NEW YORK (TheStreet) -- As General Electric (GE) - Get Report gears up to fight a federal lawsuit attempting to block the $3.3 billion sale of its home-appliance business to Electrolux (ELUXY) , it may get a helping hand from the Maytag Man.
Or more specifically, from a deal involving the company that made the TV commercial character famous: The purchase of Maytag almost 10 years ago by Whirlpool (WHR) - Get Report, which fended off a Justice Department review of the transaction as potentially anti-competitive.
Electrolux shares entered a sustained tailspin when the Justice Department announced its suit on Wednesday, falling 12% by early afternoon on Monday. The September deal had been trumpeted as Electrolux's largest acquisition to date and would have granted North Carolina-based Electrolux North America -- owner of the Frigidaire brand -- broad access into the U.S. market. GE shares were little changed.
The Justice Department contends the deal would harm American families, many of whom view appliances as major purchases, by giving Electrolux unfair sway in the $4 billion-a-year U.S. market for cooking appliances.
Whirlpool, the largest appliance maker in the U.S. faced a similar concern from Justice when it attempted to pick up Newton, Iowa-based Maytag, which ranked third at the time, with roughly 33% of its suitor's $15 billion in sales.
The Justice Department's Antitrust Division eventually determined in 2006 that Whirlpool, based in Benton Harbor, Mich., would not be able to raise prices unfairly, in part because its rivals in the U.S. and abroad were effective counterweights that could increase output and pull prices down.
"There is untapped capacity at the manufacturing plants now operated by current U.S. suppliers, such as GE and Electrolux," the Antitrust Division said at the time.

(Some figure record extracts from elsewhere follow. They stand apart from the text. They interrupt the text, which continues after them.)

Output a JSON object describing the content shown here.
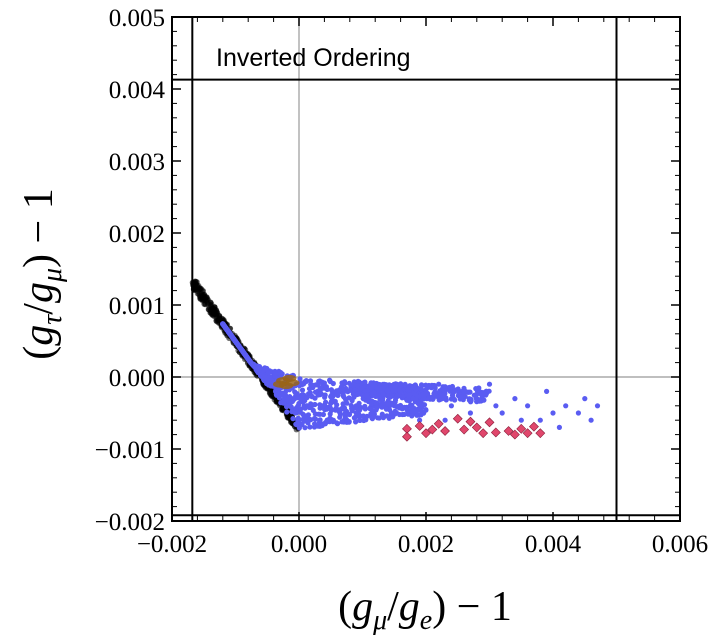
{
  "chart_data": {
    "type": "scatter",
    "title": "",
    "annotation": "Inverted Ordering",
    "xlabel": "(gμ/ge) − 1",
    "ylabel": "(gτ/gμ) − 1",
    "xlim": [
      -0.002,
      0.006
    ],
    "ylim": [
      -0.002,
      0.005
    ],
    "x_ticks": [
      -0.002,
      0.0,
      0.002,
      0.004,
      0.006
    ],
    "x_tick_labels": [
      "−0.002",
      "0.000",
      "0.002",
      "0.004",
      "0.006"
    ],
    "y_ticks": [
      -0.002,
      -0.001,
      0.0,
      0.001,
      0.002,
      0.003,
      0.004,
      0.005
    ],
    "y_tick_labels": [
      "−0.002",
      "−0.001",
      "0.000",
      "0.001",
      "0.002",
      "0.003",
      "0.004",
      "0.005"
    ],
    "bound_lines": {
      "x_min": -0.00168,
      "x_max": 0.005,
      "y_min": -0.00192,
      "y_max": 0.00413
    },
    "reference_lines": {
      "x": 0.0,
      "y": 0.0
    },
    "series": [
      {
        "name": "black",
        "color": "#000000",
        "shape": "circle",
        "band": [
          [
            -0.00168,
            0.00132
          ],
          [
            0.0,
            -0.00072
          ]
        ],
        "band_width": 0.00018,
        "count": 520
      },
      {
        "name": "blue",
        "color": "#5a5cf2",
        "shape": "circle",
        "points": [
          [
            0.0012,
            -0.0001
          ],
          [
            0.0014,
            -0.0002
          ],
          [
            0.0016,
            -0.0001
          ],
          [
            0.0018,
            -0.0003
          ],
          [
            0.002,
            -0.0002
          ],
          [
            0.0022,
            -0.0001
          ],
          [
            0.0024,
            -0.0004
          ],
          [
            0.0026,
            -0.0002
          ],
          [
            0.0028,
            -0.0003
          ],
          [
            0.003,
            -0.0001
          ],
          [
            0.0032,
            -0.0005
          ],
          [
            0.0034,
            -0.0003
          ],
          [
            0.0036,
            -0.0004
          ],
          [
            0.0038,
            -0.0006
          ],
          [
            0.004,
            -0.0005
          ],
          [
            0.0042,
            -0.0004
          ],
          [
            0.0044,
            -0.0005
          ],
          [
            0.0046,
            -0.0006
          ],
          [
            0.0047,
            -0.0004
          ],
          [
            0.0045,
            -0.0003
          ],
          [
            0.0041,
            -0.0007
          ],
          [
            0.0039,
            -0.0002
          ],
          [
            0.0035,
            -0.0006
          ],
          [
            0.0031,
            -0.0004
          ],
          [
            0.0027,
            -0.0005
          ],
          [
            0.0023,
            -0.0006
          ],
          [
            0.0019,
            -0.0006
          ],
          [
            0.0015,
            -0.0004
          ],
          [
            0.0011,
            -0.0003
          ],
          [
            0.0009,
            -0.0005
          ]
        ],
        "fan_count": 900
      },
      {
        "name": "orange",
        "color": "#9a6418",
        "shape": "circle",
        "points": [
          [
            -0.0003,
            -0.0001
          ],
          [
            -0.00025,
            -5e-05
          ],
          [
            -0.0002,
            -0.00012
          ],
          [
            -0.00015,
            -2e-05
          ],
          [
            -0.0001,
            -8e-05
          ]
        ]
      },
      {
        "name": "red",
        "color": "#e0476c",
        "shape": "diamond",
        "points": [
          [
            0.0017,
            -0.00072
          ],
          [
            0.0017,
            -0.00083
          ],
          [
            0.0019,
            -0.00068
          ],
          [
            0.002,
            -0.00078
          ],
          [
            0.0021,
            -0.00073
          ],
          [
            0.0022,
            -0.00065
          ],
          [
            0.0023,
            -0.00075
          ],
          [
            0.0025,
            -0.00058
          ],
          [
            0.0026,
            -0.00073
          ],
          [
            0.0027,
            -0.00062
          ],
          [
            0.0028,
            -0.0007
          ],
          [
            0.0029,
            -0.00078
          ],
          [
            0.003,
            -0.00063
          ],
          [
            0.0031,
            -0.00077
          ],
          [
            0.0033,
            -0.00075
          ],
          [
            0.0034,
            -0.0008
          ],
          [
            0.0035,
            -0.00072
          ],
          [
            0.0036,
            -0.00078
          ],
          [
            0.0037,
            -0.00069
          ],
          [
            0.0038,
            -0.00078
          ]
        ]
      }
    ]
  }
}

Today, GE and Electrolux are hoping to play the same cards in the cooking appliance market. Two chief contentions include that U.S. customers have filed no complaints and the probe is based on statistical and unreliable measures of anticompetition, including the Herfindahl index, a financial formula used to derive market shares and common in antitrust law, according to Joe Sims, an antitrust attorney with Electrolux.
"Those of you who are familiar with DOJ complaints will see this is a little unusual," Sims said in a Wednesday media call. "You don't see any quotations from bad documents" or indications of complaints, he said.
Sims said the dispute and numbers are "very similar" to those of Whirlpool and Maytag. The companies hope to resolve the case by the end of this year, according to Sims. GE has said it will "vigorously defend" the deal.
"In the vast majority of cases, companies make concessions and get things to go through," Keith Hylton, a professor with Boston University Law School, said in a phone interview with TheStreet. "If they don't make concessions, they usually drop the merger because it's not worth litigating."
Based on 2013 figures, Whrilpool was the market leader in U.S. appliances, with a 40% share, while Fairfield, Conn.-based GE and Electrolux maintained a combined 37%, according to Nicholas Heymann, an analyst with William Blair.
"I'm scratching my head trying to figure out what this is all about," he said in a phone interview. The Justice Department "obviously approved Whirlpool's ability to amalgamate, and Maytag's and many others, on the basis of the rising global nature of supply to the U.S. market. Things like this should be evaluated on a global basis."
While the market shares have been disputed, the federal suit alleges that Electrolux, GE and Whirlpool are the clear market leaders for U.S. home appliances, with GE and Electrolux alone constituting 90%. Electrolux said thate figure is a vast overestimate.
A key argument in GE's favor will be the increasingly global nature of the market, said Hylton.
"It includes other competitors and larger geographical scope than the DOJ is looking at and that includes many more firms around the world and other types of suppliers that ought to be taken into consideration," he said.
General Electric and Electrolux will also aim to convince federal regulators that a merger would benefit U.S. households, as a combined entity could increase efficiency and perhaps offer cheaper prices at the counter, Hylton said.
"With every merger that gets challenged, those are the two main parts," he said. "Increasingly it's the consumer-benefit argument that firms will have to rely on because market competition arguments are too unreliable."